Die nackte Frau stand eingehüllt in einer Decke zwischen den Streifenwagen und sprach mit einem Officer.

„ Ja, das ist der Verbrecher, der uns angegriffen hat“, sagte sie schluchzend und zeigte auf einen der beiden Toten. „ Dann ist ein zweiter seltsam gekleideter Mann aufgetaucht, der mich gerettet hat. Aber für Tommy, ach mein armer Tommy … “, und erneut wurde sie von einem Weinkrampf geschüttelt. Der Officer stellte noch einige Fragen, protokollierte die Aussagen der Zeugin und wandte sich dann seinen Kollegen zu.

„ Das ist nun schon der sechste in diesem Monat!“ sagte der Pathologe etwas später zum Officer „ Da wird sich dein Chef freuen!“

Es war die sechste Leiche, die er in den letzten Wochen am Tatort untersucht hatte und dessen Genick ohne weitere Gewalteinwirkung gebrochen war. Wären die sechs Opfer nicht jedes Mal während der Ausübung einer Gewalttat getötet worden, nämlich als sie im Begriff waren, junge Pärchen niederzumetzeln, hätte er von einem Serienmörder gesprochen. Aber da dies nicht der Fall war, konnte er nur eine vage Vermutung äußern.

„ Vielleicht handelt es sich um den Kampf zweier verfeindeter Banden!“

„ Du hast es fast erfasst, aber nur fast ….“ dachte Exel versteckt im dichten Blätterwerk des nahestehenden Baumes.

2

„ Das ist nun die sechste Leiche, die wir nach dem Angriff auf ein Liebespärchen mit gebrochenem Genick gefunden haben, und ihr wagt es, mir zu sagen, dass ihr kein einziges Indiz gefunden habt, kein einziges!“ schrie Inspector Jeff Lucas aufgebracht.

Nach dem heutigen oder besser gesagt dem Mordfall des gestrigen Abends hatte Lucas die gesamte Mannschaft mitten in der Nacht ins Polizeipräsidium gerufen. Alle Anwesenden bis auf die Kollegen der Nachtschicht und den Inspector selbst waren aus dem Tiefschlaf gerissen worden, um die Philippika ihres Vorgesetzten über sich ergehen zu lassen. Mit geröteten Augen verfolgten sie zwar müde, jedoch schuldbewusst die Vorwürfe ihres Chefs.
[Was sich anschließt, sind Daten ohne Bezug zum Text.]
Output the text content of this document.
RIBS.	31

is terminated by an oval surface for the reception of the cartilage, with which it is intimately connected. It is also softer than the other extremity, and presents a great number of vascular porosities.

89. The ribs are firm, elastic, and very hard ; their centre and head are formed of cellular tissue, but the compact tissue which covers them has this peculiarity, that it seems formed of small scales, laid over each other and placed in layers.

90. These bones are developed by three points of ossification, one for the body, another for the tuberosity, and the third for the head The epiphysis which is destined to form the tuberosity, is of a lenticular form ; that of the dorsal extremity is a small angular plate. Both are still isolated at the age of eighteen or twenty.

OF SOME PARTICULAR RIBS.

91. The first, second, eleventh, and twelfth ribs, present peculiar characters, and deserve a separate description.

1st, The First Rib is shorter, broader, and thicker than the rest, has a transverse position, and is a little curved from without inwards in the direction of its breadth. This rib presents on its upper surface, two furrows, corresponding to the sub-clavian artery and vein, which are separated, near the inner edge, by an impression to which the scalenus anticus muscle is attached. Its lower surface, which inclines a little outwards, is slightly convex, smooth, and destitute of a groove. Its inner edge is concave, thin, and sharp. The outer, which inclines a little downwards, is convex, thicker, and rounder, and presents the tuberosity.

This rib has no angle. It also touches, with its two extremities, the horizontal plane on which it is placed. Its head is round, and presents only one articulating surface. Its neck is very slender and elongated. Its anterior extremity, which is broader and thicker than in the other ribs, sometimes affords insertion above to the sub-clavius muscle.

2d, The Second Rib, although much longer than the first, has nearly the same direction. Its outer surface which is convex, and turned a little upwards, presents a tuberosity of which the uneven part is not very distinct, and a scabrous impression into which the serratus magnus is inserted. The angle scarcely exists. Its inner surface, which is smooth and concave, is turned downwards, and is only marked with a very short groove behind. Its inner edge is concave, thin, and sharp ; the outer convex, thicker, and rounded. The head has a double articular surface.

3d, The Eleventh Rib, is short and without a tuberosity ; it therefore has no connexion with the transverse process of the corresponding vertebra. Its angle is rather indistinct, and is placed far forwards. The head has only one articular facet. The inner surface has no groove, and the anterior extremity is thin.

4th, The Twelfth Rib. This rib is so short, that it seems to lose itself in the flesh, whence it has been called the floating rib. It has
Seit Wochen beschäftigte dieser Fall die Polizei von Garden City, aber es gelang keinem von ihnen, auch nur die geringste Spur zur Überführung der Kriminellen zu finden.

„ So ist es leider, Inspector“, musste der Chief Officer mit geneigtem Haupt zugeben. „Das einzige Indiz ist und bleibt wie bei den vorherigen Fällen dieser seltsam gekleidete Mann mit Umhang.“

Gerne hätte er dem Inspector etwas Brauchbareres geliefert, eine Spur, einen Beweis, irgendetwas, was sie bei den Ermittlungen weiterbrachte, aber auch diesmal hatten sie keinen präzisen Anhaltspunkt.

„ Und das Opfer … na ja … ich meine den Mörder, den mit dem Genickbruch? Konntet ihr wenigstens den Sechsten dieser Serie identifizieren und ihm einen Namen geben?“ fragte Lucas gereizt.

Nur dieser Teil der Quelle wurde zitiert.